One year later, and mostly due to lack of enough time, I am still at this level[s]:
Which means, almost nothing – well, sort of: logic for preferences in place and some routines for creating new projects… that’s all.
The battle is not finished, yet. And I will not give up, but probably a better planning will be handy. However, as I needed to dig a bit into Assembly language, I have gathered some resources I thought it might be useful to share here. Most of them can be found here, but I will restructure this page with more and more information as I will dive deeper in the topic.
For writing many/ complex assembly functions then I’d recommend a standalone Assembly file for GCC, or an external assembler such as FASMARM.
A very good but old intro to ARM Assembly can be found at http://www.coranac.com/tonc/text/asm.htm. This is a good way to learn the basics of ARM Assembly from scratch.
Another brief introduction about writing ARM Assembly code with GCC can be found at Begin Programming Assembler with GCC. Same resource also has a very good inline assembler cookbook at ARM GCC Inline Assembler Cookbook. This is handy if one is using the GCC inline assembler.
In what regards general Assembly Programming, check the official [instruction set] reference manual on the ARM website, which can be download at ARM and Thumb-2 Quick Reference Card. Please also refer to documentation for specific CPUs. For example, the iPhone 3GS and iPhone 4 both have an ARMv7-A Cortex-A8 CPU, so you download the ARM Architecture Reference Manual ARMv7-A and ARMv7-R Edition (2000 pages long) that tells you exactly which instructions are available and exactly how they work, and the Cortex-A8 Technical Reference Manual (700 pages long) that explains the instruction timing, etc for your specific CPU. There is also a recent ARM Cortex-A Programmer’s Guide, containing useful info and comparisons of Cortex-A8, Cortex-A9, Cortex-A5 and Cortex-A15 CPUs.
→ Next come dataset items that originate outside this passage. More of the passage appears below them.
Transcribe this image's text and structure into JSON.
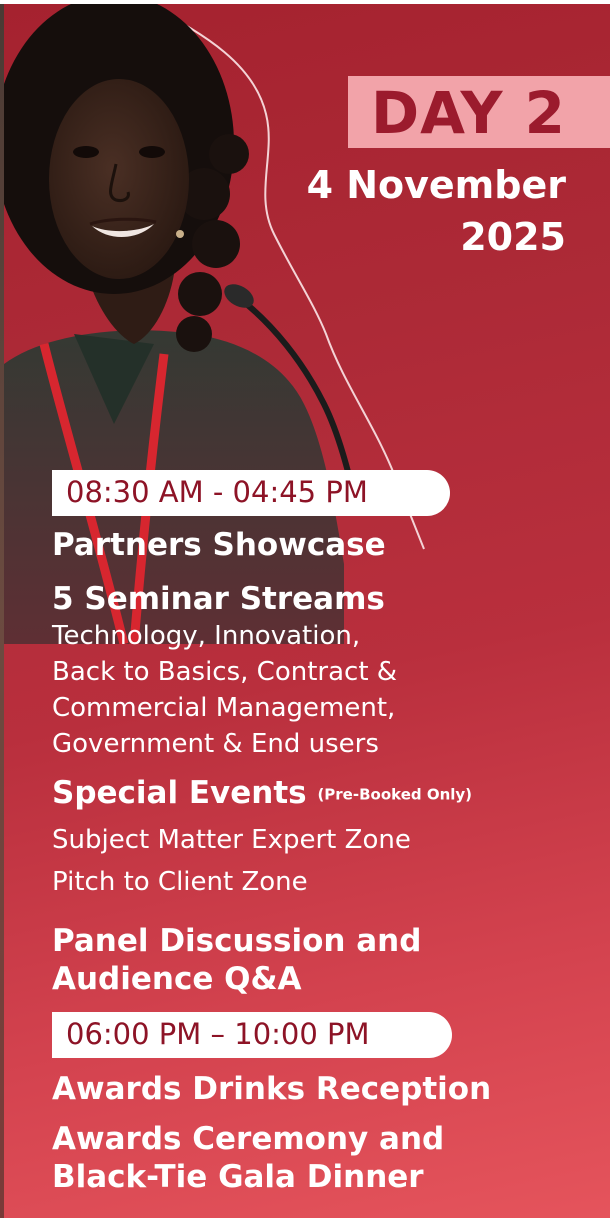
{
  "badge": {
    "day": "DAY 2",
    "date_line1": "4 November",
    "date_line2": "2025"
  },
  "colors": {
    "background_top": "#a5222f",
    "background_bottom": "#e5545c",
    "badge_bg": "#f2a3a9",
    "badge_text": "#9b1b2d",
    "pill_text": "#8d1326"
  },
  "session1": {
    "time": "08:30 AM - 04:45 PM",
    "partners": "Partners Showcase",
    "seminar_title": "5 Seminar Streams",
    "seminar_lines": [
      "Technology, Innovation,",
      "Back to Basics, Contract &",
      "Commercial Management,",
      "Government & End users"
    ],
    "special_title": "Special Events",
    "special_note": "(Pre-Booked Only)",
    "special_items": [
      "Subject Matter Expert Zone",
      "Pitch to Client Zone"
    ],
    "panel_lines": [
      "Panel Discussion and",
      "Audience Q&A"
    ]
  },
  "session2": {
    "time": "06:00 PM – 10:00 PM",
    "drinks": "Awards Drinks Reception",
    "gala_lines": [
      "Awards Ceremony and",
      "Black-Tie Gala Dinner"
    ]
  }
}
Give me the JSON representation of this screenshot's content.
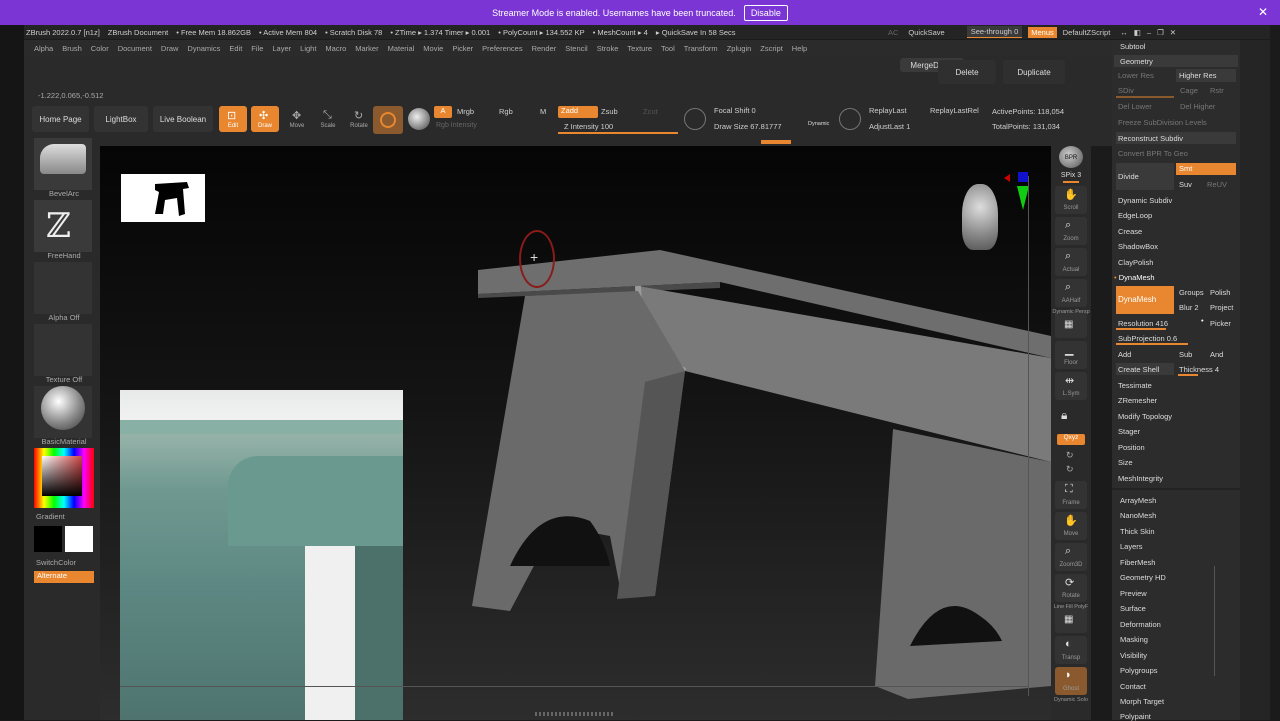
{
  "banner": {
    "message": "Streamer Mode is enabled. Usernames have been truncated.",
    "disable": "Disable"
  },
  "titlebar": {
    "app": "ZBrush 2022.0.7 [n1z]",
    "doc": "ZBrush Document",
    "free_mem": "• Free Mem 18.862GB",
    "active_mem": "• Active Mem 804",
    "scratch": "• Scratch Disk 78",
    "ztime": "• ZTime ▸ 1.374 Timer ▸ 0.001",
    "polycount": "• PolyCount ▸ 134.552 KP",
    "meshcount": "• MeshCount ▸ 4",
    "quicksave": "▸ QuickSave In 58 Secs"
  },
  "topright": {
    "ac": "AC",
    "quicksave": "QuickSave",
    "seethrough": "See-through",
    "seethrough_val": "0",
    "menus": "Menus",
    "script": "DefaultZScript"
  },
  "menus": [
    "Alpha",
    "Brush",
    "Color",
    "Document",
    "Draw",
    "Dynamics",
    "Edit",
    "File",
    "Layer",
    "Light",
    "Macro",
    "Marker",
    "Material",
    "Movie",
    "Picker",
    "Preferences",
    "Render",
    "Stencil",
    "Stroke",
    "Texture",
    "Tool",
    "Transform",
    "Zplugin",
    "Zscript",
    "Help"
  ],
  "coords": "-1.222,0.065,-0.512",
  "shelf": {
    "merge_down": "MergeDown",
    "delete": "Delete",
    "duplicate": "Duplicate",
    "home": "Home Page",
    "lightbox": "LightBox",
    "live_boolean": "Live Boolean",
    "edit": "Edit",
    "draw": "Draw",
    "move": "Move",
    "scale": "Scale",
    "rotate": "Rotate",
    "a": "A",
    "mrgb": "Mrgb",
    "rgb": "Rgb",
    "m": "M",
    "zadd": "Zadd",
    "zsub": "Zsub",
    "zcut": "Zcut",
    "rgb_intensity": "Rgb Intensity",
    "z_intensity": "Z Intensity 100",
    "focal_shift": "Focal Shift 0",
    "draw_size": "Draw Size 67.81777",
    "dynamic": "Dynamic",
    "replay_last": "ReplayLast",
    "replay_last_rel": "ReplayLastRel",
    "adjust_last": "AdjustLast 1",
    "active_points": "ActivePoints: 118,054",
    "total_points": "TotalPoints: 131,034"
  },
  "left": {
    "bevelarc": "BevelArc",
    "freehand": "FreeHand",
    "alpha_off": "Alpha Off",
    "texture_off": "Texture Off",
    "basic_material": "BasicMaterial",
    "gradient": "Gradient",
    "switch_color": "SwitchColor",
    "alternate": "Alternate"
  },
  "rightshelf": {
    "bpr": "BPR",
    "spix": "SPix 3",
    "scroll": "Scroll",
    "zoom": "Zoom",
    "actual": "Actual",
    "aahalf": "AAHalf",
    "dynamic_persp": "Dynamic Persp",
    "floor": "Floor",
    "lsym": "L.Sym",
    "xyz": "Qxyz",
    "frame": "Frame",
    "move": "Move",
    "zoom3d": "Zoom3D",
    "rotate": "Rotate",
    "linefill": "Line Fill PolyF",
    "transp": "Transp",
    "ghost": "Ghost",
    "solo": "Dynamic Solo"
  },
  "tray": {
    "subtool": "Subtool",
    "geometry": "Geometry",
    "lower_res": "Lower Res",
    "higher_res": "Higher Res",
    "sdiv": "SDiv",
    "cage": "Cage",
    "rstr": "Rstr",
    "del_lower": "Del Lower",
    "del_higher": "Del Higher",
    "freeze": "Freeze SubDivision Levels",
    "reconstruct": "Reconstruct Subdiv",
    "convert_bpr": "Convert BPR To Geo",
    "divide": "Divide",
    "smt": "Smt",
    "suv": "Suv",
    "reuv": "ReUV",
    "dynamic_subdiv": "Dynamic Subdiv",
    "edgeloop": "EdgeLoop",
    "crease": "Crease",
    "shadowbox": "ShadowBox",
    "claypolish": "ClayPolish",
    "dynamesh_hdr": "DynaMesh",
    "dynamesh_btn": "DynaMesh",
    "groups": "Groups",
    "polish": "Polish",
    "blur": "Blur 2",
    "project": "Project",
    "resolution": "Resolution 416",
    "picker": "Picker",
    "subprojection": "SubProjection 0.6",
    "add": "Add",
    "sub": "Sub",
    "and": "And",
    "create_shell": "Create Shell",
    "thickness": "Thickness 4",
    "tessimate": "Tessimate",
    "zremesher": "ZRemesher",
    "modify_topology": "Modify Topology",
    "stager": "Stager",
    "position": "Position",
    "size": "Size",
    "meshintegrity": "MeshIntegrity",
    "sections": [
      "ArrayMesh",
      "NanoMesh",
      "Thick Skin",
      "Layers",
      "FiberMesh",
      "Geometry HD",
      "Preview",
      "Surface",
      "Deformation",
      "Masking",
      "Visibility",
      "Polygroups",
      "Contact",
      "Morph Target",
      "Polypaint"
    ]
  },
  "colors": {
    "accent": "#e8872f",
    "banner": "#7a35d4"
  }
}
It is important to understand that many ARM CPU’s include the NEON Advanced SIMD coprocessor (aka NEON Media Processing Engine), and so if you expect to run operations that can take advantage of SIMD architecture (eg: heavily data parallel tasks), then you should make it a big priority to learn how to use NEON effectively! As mentioned above, the official ARM Architecture Reference Manual and ARM Cortex-A8 Reference Manual are the most important sources of info, but there are other places for quicker info such as:
- The List of NEON Instructions,
- The official ARM Tech Forum,
- An example using NEON for optimization at Hilbert-Space.de,
- Another blog that includes some NEON for iPhone by Wandering Coder,
- An official ARM blog with an intro on NEON at “Coding For NEON,
- ARM’s Fastest memcpy() implementation,
- A forum post with an Even faster memcpy() implementation,
- An experimental ARM Cortex-A8 cycle counter online tool,
- A discussion on How to efficient shrink an image by 50% or 25%,
- Some hints on how to use NEON for Floating Point Optimization and Assembly Code Optimization,
- Many good ARM Assembly links collected by dpt,
- A list of many Bit Twiddling Hacks that might help you reduce some “if” statements in your SIMD code, etc.